We have reported that a significant correlation existed between the retinal sensitivity measured by fundus-related microperimetry and the BCVA or FT in normal eyes and eyes with DMO.9 Similar results were also reported by Vujosevic et al.10 We had concluded that the retinal sensitivity may be another measure that can be used to assess the effects of DMO. In both studies, the patients with DMO had not undergone any treatment for their macular oedema; however, in this study, the results of SMDLP on the VA and retinal sensitivity were different. Although the BCVA improved significantly along with the reduction of FT, the retinal sensitivity from a larger area around macula did not change significantly.

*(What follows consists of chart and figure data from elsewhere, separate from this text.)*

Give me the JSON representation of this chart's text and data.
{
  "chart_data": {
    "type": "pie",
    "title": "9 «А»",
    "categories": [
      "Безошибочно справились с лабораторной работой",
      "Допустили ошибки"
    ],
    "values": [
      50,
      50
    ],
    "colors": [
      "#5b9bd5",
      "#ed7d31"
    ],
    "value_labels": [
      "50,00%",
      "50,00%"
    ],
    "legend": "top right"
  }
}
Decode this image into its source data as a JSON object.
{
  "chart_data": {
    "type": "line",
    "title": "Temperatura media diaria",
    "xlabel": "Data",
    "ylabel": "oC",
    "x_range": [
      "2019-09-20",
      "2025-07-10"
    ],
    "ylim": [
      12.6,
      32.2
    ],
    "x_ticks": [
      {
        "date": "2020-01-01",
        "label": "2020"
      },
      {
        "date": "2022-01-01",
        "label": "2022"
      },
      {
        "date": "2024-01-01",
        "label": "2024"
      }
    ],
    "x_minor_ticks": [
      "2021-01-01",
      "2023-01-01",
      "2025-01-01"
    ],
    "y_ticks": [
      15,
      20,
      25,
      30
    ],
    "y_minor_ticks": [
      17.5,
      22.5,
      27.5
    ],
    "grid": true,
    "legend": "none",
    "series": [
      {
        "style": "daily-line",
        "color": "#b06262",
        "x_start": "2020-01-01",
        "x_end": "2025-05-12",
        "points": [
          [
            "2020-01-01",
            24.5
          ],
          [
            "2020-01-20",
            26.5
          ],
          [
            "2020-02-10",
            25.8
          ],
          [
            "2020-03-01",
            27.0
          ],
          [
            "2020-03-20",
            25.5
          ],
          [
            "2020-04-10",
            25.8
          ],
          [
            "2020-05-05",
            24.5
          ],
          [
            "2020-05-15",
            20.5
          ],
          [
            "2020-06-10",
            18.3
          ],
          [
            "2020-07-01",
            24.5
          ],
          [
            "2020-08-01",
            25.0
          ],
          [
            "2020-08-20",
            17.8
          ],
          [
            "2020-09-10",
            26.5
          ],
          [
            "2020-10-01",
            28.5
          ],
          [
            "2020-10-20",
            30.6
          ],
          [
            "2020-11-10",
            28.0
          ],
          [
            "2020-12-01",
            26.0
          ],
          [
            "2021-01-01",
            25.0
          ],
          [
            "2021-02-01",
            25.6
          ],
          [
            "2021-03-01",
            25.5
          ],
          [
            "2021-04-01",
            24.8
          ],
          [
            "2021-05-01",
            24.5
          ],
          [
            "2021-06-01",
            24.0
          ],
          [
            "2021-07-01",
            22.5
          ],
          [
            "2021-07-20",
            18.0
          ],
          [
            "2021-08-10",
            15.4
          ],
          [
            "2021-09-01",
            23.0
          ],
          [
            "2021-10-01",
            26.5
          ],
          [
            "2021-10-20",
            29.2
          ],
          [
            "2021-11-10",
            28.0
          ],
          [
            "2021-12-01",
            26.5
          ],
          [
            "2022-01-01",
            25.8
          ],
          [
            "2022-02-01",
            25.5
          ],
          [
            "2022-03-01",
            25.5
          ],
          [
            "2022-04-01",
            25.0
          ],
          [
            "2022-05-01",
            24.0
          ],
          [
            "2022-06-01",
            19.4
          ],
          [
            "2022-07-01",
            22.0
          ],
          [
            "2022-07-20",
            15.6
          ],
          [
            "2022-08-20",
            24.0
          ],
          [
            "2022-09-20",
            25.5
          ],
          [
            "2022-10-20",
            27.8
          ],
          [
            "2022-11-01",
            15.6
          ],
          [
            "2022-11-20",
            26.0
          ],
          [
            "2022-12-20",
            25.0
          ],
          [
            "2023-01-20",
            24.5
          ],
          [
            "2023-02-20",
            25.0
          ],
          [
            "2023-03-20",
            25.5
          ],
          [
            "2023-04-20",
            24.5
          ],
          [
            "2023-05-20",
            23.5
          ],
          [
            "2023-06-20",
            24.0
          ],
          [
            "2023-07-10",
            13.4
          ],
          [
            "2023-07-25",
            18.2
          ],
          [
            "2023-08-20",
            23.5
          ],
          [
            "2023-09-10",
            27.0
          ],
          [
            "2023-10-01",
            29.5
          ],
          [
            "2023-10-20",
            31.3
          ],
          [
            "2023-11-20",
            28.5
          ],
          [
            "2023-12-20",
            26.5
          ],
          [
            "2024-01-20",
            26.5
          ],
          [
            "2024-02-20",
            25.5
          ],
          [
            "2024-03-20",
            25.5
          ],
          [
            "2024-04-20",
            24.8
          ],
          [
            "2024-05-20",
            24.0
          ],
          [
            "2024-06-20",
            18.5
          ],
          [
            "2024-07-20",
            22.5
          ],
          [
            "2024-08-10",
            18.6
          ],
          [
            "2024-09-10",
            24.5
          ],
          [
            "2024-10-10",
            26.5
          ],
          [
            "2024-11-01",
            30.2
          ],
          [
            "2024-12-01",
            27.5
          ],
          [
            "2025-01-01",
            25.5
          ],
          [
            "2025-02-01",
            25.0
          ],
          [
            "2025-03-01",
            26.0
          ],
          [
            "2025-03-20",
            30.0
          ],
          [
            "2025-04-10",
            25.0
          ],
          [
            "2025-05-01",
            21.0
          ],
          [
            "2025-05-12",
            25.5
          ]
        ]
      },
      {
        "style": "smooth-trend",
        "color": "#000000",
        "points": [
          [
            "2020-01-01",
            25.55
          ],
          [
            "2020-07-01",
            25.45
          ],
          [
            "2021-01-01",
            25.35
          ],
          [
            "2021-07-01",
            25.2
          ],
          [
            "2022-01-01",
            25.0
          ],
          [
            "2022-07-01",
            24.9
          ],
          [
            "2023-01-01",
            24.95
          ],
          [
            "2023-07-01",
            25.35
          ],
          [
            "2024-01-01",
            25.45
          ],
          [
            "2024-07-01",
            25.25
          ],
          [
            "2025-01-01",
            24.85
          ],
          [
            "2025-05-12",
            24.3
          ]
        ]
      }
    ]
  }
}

Similar findings were observed in two other studies on DMO patients who had undergone vitrectomy with the creation of a posterior vitreous detachment.11, 12 We assessed the macular function by multifocal electroretinography (mfERG) and found that the electrical responses obtained from the macular area were also significantly correlated with the FT.11 In that electrophysiological study, we examined the macular mfERG from the central 10 degrees along with the VA and OCT-determined FT. Although the VA improved significantly and the FT was reduced significantly at 6 months postoperatively, the amplitude of the mfERGs did not show any significant change, and only the peak latency of the macular response decreased significantly.12 It was concluded that the recovery of the macular electrical response might be limited to the shortening of the implicit time because of the severely depressed macular function due to the chronic oedema.

In this study, there was no significant correlation between the preoperative FT and the postoperative improvement of the VA and retinal sensitivity. There was also no significant difference in the changes of VA and retinal sensitivity between eyes with serous macular detachment and those without, or between eyes with hard exudates and those without. These results indicated that such preoperative morphological changes did not alter the effects of SMDLP. The preoperative duration of the DMO may be a more important factor, which determines the permanence of the macular visual dysfunction, and it might affect the results of the treatments. However, it is not possible to determine the duration because most of the DMO patients were referred from other ophthalmologists. There was no significant difference in the efficacy of the SMDLP between eyes with macular detachment and those without, or between eyes with an accumulation of hard exudates within the foveal avascular zone and those without. Thus, our results indicate that the SMDLP had a therapeutic efficacy even in eyes severely damaged by macular oedema.

In patients with DMO after grid laser photocoagulation, Striph et al.13 examined the retinal sensitivity using the Humphrey field analyser. They concluded that VA and foveal sensitivity were preserved at the expense of generalized loss of retinal sensitivity across the central 10 degrees of visual field. Using fundus-related microperimetry, loss of retinal sensitivity in the grid laser spots might be proved. In this study, significant improvement of VA and preservation of retinal sensitivity within the central 10 degrees were observed after SMDLP. Thus, SMDLP may be more effective than grid laser photocoagulation for the treatment of eyes with DMO.

In conclusion, although our results showed that the SMDLP is effective in the reduction of macular oedema, the functional improvement was limited to the improvement of VA, and there was no improvement in the retinal sensitivity in the macular area. The combination of retinal sensitivity and VA may be beneficial in assessing the visual function in eyes with DMO.